LaMarcus Aldridge i Derrick White zdobyli dla Spurs po 17 punktów, a DeMar DeRozan dodał ich 15. Miał on też dziewięć zbiórek, pięć asyst i trzy przechwyty. Gospodarze popełnili ponadto tylko dziewięć strat. San Antonio przerwali pasmo siedmiu zwycięstw Los Angeles Clippers.
Kawhi Leonardo nie będzie miło wspominać swoich dotychczasowych powrotów do San Antonio. Kiedy był tam ostatnio z Toronto Raptors, po transferze do Kanady, jego drużyna przegrała 107:125. Teraz było podobnie. Sam skrzydłowy, aktualny mistrz NBA i MVP Finałów, trafił tylko 8 na 23 oddane rzuty z gry i miał w sumie 19 punktów, siedem zbiórek oraz siedem asyst. - Dla mnie to po prostu normalny mecz wyjazdowy, nic specjalnego - komentował występ w hali AT&T Center, gdzie spędził siedem sezonów.

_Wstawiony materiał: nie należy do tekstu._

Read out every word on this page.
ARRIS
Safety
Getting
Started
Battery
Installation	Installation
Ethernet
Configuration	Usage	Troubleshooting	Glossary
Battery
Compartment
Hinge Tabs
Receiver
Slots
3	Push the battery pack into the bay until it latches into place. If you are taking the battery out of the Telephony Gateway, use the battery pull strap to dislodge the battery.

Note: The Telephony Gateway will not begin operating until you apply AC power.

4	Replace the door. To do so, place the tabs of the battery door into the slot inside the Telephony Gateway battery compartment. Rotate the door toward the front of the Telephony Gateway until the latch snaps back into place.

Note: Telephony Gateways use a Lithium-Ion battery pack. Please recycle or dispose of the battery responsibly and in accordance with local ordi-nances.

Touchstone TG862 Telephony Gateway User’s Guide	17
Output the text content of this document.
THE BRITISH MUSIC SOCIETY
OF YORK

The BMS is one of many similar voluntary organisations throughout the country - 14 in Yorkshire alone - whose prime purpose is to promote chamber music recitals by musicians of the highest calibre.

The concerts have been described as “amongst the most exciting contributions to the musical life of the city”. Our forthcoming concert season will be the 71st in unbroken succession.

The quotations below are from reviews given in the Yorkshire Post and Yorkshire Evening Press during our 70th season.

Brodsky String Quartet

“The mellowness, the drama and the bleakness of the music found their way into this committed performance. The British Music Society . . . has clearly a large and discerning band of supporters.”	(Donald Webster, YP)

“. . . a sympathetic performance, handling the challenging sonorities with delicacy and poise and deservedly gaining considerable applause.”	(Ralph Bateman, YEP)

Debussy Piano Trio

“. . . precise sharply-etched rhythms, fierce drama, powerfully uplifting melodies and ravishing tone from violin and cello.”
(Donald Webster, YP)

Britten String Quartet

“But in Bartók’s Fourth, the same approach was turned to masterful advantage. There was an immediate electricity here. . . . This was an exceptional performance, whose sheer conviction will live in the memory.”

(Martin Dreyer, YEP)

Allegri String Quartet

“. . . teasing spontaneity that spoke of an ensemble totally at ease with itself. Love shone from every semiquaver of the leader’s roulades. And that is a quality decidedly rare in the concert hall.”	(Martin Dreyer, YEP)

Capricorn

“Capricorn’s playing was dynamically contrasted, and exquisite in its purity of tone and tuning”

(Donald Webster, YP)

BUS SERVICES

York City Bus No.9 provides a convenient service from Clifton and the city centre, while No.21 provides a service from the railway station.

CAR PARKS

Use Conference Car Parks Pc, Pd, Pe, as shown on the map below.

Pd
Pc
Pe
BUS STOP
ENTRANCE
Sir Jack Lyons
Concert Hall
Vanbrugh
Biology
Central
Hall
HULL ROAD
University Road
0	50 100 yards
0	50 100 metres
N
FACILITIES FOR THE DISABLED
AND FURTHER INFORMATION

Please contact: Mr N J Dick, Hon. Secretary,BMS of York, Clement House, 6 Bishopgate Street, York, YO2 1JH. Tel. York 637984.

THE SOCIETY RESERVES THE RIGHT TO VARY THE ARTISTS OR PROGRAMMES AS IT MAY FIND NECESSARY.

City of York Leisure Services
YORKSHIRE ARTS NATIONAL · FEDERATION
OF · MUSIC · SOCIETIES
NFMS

Giannis Antetokounmpo wychodzi na parkiet i co wieczór gra, jak prawdziwy MVP. Jego Milwaukee Bucks pokonali właśnie Cleveland Cavaliers 119:110 i odnieśli 10. zwycięstwo z rzędu, a Grek wywalczył 33 punkty, 12 zbiórek, dwie asysty, dwa przechwyty i dwa bloki. To pierwsze tak długie pasmo sukcesów klubu z Wisconsin od sezonu 1985/1986.
Milwaukee po 19 meczach ma na swoim koncie 16 wygranych, a Antetokounmpo 19 double-double. 24-latek rzucił 11 "oczek" w samej czwartej kwarcie meczu w Ohio i osobiście zadbał, żeby jego drużyna opuszczała parkiet w roli zwycięzców.
Gospodarze byli ambitni, bo ze stanu 89:77 dla "Kozłów" doprowadzili do wyniku 107:104 i zniwelowali straty do trzech punktów. Wtedy uaktywnia się Giannis, który zanotował dwie ofensywne zbiórki i ważnym momencie dał liderom Wschodu istotne trafienie, po którym mieli 111:106. Khris Middleton dokończył dzieła niewiele ponad dwie minuty przed końcem (115:110). George Hill dodał do dorobku zespołu 18 punktów z ławki rezerwowych - trafił cztery na sześć oddanych rzutów za trzy.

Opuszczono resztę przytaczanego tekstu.